Вассерман что-то мямлит, путается и запинается:

— Женаты? То есть… Нет. Вероятнее всего, женаты они не были. Но жили друг с другом как муж с женой — это несомненно! Да, так оно и было. В самом деле, теперь я вспомнил.

— В сорок третьем? — Найгель аж привстает со своего кресла. — Не забывай: она была полькой! А он — один из ваших! Ты сам объяснял мне, что рассказ должен быть убедителен и достоверен прежде всего в мелочах. В любых, даже самых незначительных деталях. «Точность, герр Найгель!» — призывал ты тогда, помнишь?

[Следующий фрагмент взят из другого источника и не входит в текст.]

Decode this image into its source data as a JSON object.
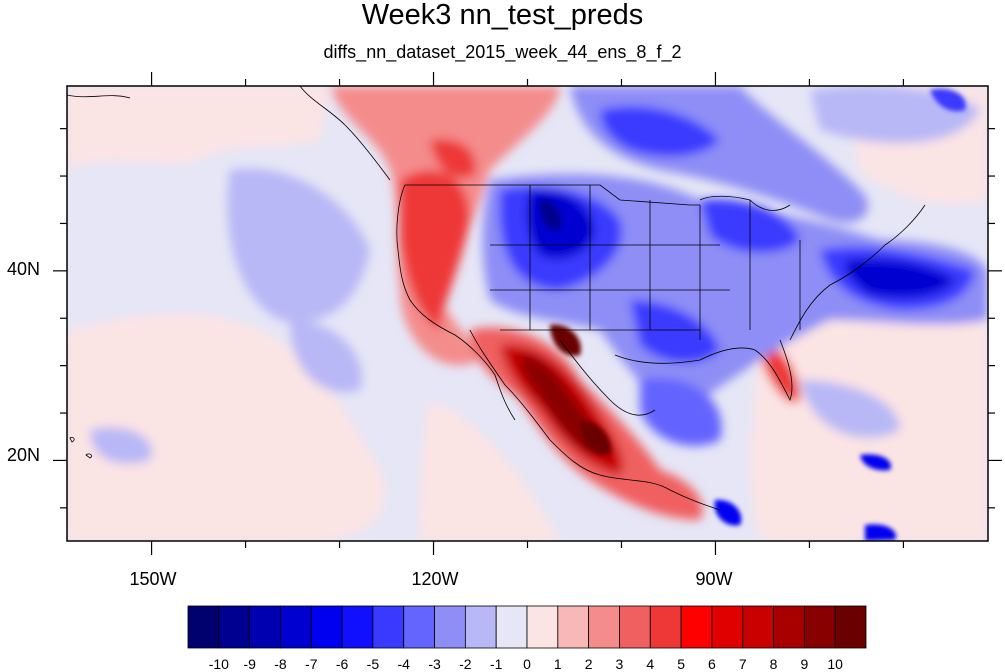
{
  "title": "Week3 nn_test_preds",
  "subtitle": "diffs_nn_dataset_2015_week_44_ens_8_f_2",
  "lon_ticks": [
    {
      "value": -150,
      "label": "150W"
    },
    {
      "value": -120,
      "label": "120W"
    },
    {
      "value": -90,
      "label": "90W"
    }
  ],
  "lat_ticks": [
    {
      "value": 40,
      "label": "40N"
    },
    {
      "value": 20,
      "label": "20N"
    }
  ],
  "extent": {
    "lon_min": -159,
    "lon_max": -61,
    "lat_min": 11.5,
    "lat_max": 59.5
  },
  "colorbar": {
    "levels": [
      "-10",
      "-9",
      "-8",
      "-7",
      "-6",
      "-5",
      "-4",
      "-3",
      "-2",
      "-1",
      "0",
      "1",
      "2",
      "3",
      "4",
      "5",
      "6",
      "7",
      "8",
      "9",
      "10"
    ],
    "colors": [
      "#00006e",
      "#000090",
      "#0000b0",
      "#0000d0",
      "#0000f0",
      "#1010ff",
      "#3a3aff",
      "#6464ff",
      "#8e8ef6",
      "#b8b8f6",
      "#e6e6f6",
      "#fbe4e4",
      "#f8b8b8",
      "#f48c8c",
      "#f06060",
      "#ee3838",
      "#ff0000",
      "#e00000",
      "#c80000",
      "#a80000",
      "#880000",
      "#6a0000"
    ]
  },
  "colors": {
    "ocean_base": "#e6e6f6"
  }
}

Вассерман, с колотящимся от страха сердцем, обливаясь холодным потом:

— Помню-то я помню, и еще как помню… Но снова, дабы узнать и постичь все истоки и причины, посоветую тебе запастись терпением…

И мне:

— Кончики ушей моих пылали

от стыда, Шлеймеле, и обуял меня прежний, позабытый было страх, что снова приключилась со мной эта рассеянность, ай! — вечная моя беда, проклятие мое. И ведь такие оплошности и ошибки, всякие противоречия и несуразности, подобные этой, случались со мной постоянно от времени до времени в те дни, когда писал я своих «Сынов сердца», и, если бы не Залмансон, который как коршун налетал и вылавливал свою добычу — поддевал любую мою погрешность на кончик своего карандаша, следил неотступно за каждой моей строкой, проверял каждую запятую и всякое слово, постигли бы, не дай Бог, мое сочинение великие непоправимые несчастья. И еще в одной тайне признаюсь я тебе, Шлеймеле: ведь происхождение и удивительное появление Арутюна, милого армянского мальчика, в моей повести, так сказать, и зачатие, и рождение его, и они в основе своей случайны и ошибочны, да… Но довольно об этом сейчас. Вернемся к нашему рассказу.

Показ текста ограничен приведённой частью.